(University of Technology, Sydney)
Paper Short Abstract:
Driven by expressive dynamics of public emotion, and mediated by interactive second-generation web info-technology, social movement politics today can be highly disordered. Attempts at coercive control heighten the resonance of the expressive affect and reveal the price of order, forcing new political orientations onto the agenda.
Paper long abstract:
Information technology is often said to have invited new players into the political process. Social movements are said to have taken a creatively subversive role in constituting virtual activisms, charting new communicative channels and hubs to challenge dominant power relations. Hierarchical representative structures are said to have given way to horizontal expressive forms. Where representation gives access through legitimation, expressive politics give access through an assault on the senses, creating a swarm effect. A paradoxical process of personalised mass disorganised political engagement can emerge. Driven by expressive dynamics of public emotion, and mediated by interactive second-generation web info-technology, social movement politics become highly episodic, disjunctive, unpredictable and destabilising. Rather than helpfully offering rational solutions to social disorders, such movements provoke mass public sentiment, figured by the powers-that-be as mass disorder.

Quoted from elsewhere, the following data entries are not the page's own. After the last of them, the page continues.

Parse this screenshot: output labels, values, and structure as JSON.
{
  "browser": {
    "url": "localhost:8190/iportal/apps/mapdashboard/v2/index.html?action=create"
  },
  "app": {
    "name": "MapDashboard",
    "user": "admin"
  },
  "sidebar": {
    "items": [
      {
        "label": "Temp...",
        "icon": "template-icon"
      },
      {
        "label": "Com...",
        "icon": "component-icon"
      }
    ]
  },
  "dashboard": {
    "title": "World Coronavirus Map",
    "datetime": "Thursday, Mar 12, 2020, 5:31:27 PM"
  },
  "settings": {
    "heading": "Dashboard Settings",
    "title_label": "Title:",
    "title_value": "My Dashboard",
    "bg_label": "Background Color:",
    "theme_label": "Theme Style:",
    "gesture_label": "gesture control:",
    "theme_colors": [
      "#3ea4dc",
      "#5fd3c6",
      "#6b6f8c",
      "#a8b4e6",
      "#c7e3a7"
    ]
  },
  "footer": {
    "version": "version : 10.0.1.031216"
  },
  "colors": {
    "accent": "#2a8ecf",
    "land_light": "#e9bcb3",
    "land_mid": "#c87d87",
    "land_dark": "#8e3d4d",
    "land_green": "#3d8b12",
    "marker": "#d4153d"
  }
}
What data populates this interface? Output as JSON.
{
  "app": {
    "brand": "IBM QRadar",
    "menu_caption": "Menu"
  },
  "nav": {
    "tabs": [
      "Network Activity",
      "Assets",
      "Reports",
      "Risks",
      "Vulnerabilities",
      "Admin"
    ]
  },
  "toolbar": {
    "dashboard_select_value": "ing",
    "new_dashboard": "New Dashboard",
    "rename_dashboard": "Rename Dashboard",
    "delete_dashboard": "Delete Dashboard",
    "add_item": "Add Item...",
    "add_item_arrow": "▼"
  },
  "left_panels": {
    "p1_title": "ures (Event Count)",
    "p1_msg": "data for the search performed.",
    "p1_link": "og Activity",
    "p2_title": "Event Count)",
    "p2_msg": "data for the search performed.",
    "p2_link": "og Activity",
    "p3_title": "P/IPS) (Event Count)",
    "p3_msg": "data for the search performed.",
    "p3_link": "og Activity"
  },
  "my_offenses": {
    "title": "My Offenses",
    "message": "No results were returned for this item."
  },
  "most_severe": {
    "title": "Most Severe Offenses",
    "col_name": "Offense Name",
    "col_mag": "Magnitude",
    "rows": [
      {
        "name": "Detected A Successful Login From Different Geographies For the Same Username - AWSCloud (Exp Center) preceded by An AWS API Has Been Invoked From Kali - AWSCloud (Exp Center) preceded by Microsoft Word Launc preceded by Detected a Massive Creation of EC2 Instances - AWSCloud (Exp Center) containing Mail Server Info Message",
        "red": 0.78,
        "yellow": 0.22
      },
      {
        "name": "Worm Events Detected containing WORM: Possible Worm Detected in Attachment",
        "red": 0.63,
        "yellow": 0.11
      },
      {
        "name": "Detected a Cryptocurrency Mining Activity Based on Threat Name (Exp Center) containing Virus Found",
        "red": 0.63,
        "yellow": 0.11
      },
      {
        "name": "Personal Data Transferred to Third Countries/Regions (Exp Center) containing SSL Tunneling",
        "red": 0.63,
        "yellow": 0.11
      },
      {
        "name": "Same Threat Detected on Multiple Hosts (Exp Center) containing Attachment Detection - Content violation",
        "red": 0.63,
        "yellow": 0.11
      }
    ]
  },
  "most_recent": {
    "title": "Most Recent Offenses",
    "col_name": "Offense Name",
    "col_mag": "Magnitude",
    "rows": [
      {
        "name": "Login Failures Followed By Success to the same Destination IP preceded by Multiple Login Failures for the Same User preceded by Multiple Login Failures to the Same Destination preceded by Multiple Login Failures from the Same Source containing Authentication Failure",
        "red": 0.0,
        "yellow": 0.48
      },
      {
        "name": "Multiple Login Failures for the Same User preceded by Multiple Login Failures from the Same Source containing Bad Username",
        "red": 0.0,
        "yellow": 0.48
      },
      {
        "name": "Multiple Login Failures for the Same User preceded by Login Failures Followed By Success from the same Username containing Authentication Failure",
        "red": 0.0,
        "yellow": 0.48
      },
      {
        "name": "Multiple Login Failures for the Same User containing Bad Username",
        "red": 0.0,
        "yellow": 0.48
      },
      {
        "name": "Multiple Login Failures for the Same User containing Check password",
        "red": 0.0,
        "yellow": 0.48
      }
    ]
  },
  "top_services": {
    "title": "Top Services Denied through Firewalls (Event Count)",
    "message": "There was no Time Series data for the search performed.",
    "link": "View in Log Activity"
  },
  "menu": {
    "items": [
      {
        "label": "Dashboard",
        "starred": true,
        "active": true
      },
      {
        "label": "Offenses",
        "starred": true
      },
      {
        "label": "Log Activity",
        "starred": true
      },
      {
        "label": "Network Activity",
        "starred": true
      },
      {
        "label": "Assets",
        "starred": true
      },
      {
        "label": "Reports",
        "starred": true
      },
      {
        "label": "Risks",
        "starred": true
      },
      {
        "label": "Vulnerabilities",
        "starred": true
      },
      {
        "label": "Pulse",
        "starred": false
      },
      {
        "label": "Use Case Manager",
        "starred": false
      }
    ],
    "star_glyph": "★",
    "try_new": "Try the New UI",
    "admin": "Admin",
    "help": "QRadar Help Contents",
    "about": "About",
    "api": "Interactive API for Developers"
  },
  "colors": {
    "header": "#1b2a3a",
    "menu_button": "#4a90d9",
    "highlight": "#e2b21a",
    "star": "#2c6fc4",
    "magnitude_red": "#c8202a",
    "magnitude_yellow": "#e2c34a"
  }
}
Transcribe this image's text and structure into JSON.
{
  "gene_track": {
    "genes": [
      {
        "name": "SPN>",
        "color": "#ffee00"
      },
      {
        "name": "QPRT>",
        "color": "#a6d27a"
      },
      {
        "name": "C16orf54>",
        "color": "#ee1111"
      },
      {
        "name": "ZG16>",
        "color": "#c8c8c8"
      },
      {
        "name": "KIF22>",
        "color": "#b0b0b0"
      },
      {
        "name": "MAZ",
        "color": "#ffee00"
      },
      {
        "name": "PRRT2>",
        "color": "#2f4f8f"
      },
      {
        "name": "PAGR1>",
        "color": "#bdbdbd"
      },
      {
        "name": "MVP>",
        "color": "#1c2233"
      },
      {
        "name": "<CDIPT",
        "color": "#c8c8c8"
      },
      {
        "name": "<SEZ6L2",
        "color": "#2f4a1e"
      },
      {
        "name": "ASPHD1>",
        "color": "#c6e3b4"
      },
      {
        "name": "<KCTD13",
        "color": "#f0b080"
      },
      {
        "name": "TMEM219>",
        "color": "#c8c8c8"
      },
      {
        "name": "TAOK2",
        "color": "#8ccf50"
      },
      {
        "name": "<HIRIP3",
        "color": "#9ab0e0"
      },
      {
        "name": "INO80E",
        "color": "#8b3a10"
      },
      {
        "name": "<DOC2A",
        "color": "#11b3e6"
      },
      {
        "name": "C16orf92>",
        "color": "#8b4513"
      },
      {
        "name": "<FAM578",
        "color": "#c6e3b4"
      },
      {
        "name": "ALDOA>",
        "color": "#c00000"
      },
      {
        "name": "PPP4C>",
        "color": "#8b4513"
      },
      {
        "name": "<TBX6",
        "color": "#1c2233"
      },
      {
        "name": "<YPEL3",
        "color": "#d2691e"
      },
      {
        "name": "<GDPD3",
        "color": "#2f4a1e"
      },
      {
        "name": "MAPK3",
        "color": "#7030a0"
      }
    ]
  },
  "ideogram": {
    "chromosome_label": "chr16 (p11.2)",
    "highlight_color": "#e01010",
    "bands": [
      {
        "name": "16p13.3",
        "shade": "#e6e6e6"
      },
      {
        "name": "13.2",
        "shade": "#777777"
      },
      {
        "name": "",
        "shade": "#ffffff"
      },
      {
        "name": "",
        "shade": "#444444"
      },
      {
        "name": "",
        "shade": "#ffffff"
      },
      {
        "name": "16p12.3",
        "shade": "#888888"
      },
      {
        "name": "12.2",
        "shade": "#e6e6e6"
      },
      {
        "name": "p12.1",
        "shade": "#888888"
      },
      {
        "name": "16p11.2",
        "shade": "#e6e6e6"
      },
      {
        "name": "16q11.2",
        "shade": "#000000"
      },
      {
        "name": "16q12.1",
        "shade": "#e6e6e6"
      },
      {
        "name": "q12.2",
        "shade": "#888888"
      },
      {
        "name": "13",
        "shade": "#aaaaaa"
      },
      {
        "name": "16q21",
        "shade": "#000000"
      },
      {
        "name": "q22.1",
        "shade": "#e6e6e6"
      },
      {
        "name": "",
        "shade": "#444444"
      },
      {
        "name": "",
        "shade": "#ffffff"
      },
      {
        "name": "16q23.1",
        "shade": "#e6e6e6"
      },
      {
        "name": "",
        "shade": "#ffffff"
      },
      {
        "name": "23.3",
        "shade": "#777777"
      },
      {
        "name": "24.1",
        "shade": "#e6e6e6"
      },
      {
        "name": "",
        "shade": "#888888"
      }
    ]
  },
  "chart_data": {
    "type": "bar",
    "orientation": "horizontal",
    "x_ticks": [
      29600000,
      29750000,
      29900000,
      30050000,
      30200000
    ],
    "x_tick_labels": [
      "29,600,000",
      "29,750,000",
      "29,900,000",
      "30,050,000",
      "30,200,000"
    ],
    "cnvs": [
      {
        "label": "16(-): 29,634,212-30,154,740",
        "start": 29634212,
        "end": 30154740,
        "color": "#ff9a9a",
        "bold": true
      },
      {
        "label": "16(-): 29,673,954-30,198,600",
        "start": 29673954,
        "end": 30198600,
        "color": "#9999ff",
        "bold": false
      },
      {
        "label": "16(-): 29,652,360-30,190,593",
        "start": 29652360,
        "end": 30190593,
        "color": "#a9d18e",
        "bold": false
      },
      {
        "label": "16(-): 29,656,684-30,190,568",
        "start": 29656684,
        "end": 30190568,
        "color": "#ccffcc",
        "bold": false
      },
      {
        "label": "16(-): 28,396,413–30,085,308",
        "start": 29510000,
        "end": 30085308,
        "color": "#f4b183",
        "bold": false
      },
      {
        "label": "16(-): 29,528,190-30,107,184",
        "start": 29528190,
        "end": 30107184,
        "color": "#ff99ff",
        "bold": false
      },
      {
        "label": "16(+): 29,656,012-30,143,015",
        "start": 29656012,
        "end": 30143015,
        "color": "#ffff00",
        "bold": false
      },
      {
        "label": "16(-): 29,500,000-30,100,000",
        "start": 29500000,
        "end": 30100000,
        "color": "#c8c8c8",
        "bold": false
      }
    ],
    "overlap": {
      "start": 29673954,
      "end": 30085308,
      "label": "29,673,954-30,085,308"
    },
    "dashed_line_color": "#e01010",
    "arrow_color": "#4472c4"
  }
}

The effect can be to induce radical disorientation, for targets to lash out and reach for coercive controls, heightening the resonance of the expressive affect. In revealing the price of order, such movements pre-figure future transformations and radical possibilities, generating new political orientations and directions, from neo-communalist to neo-communist. The paper explores these themes through specific interventions channelled through info-technologies.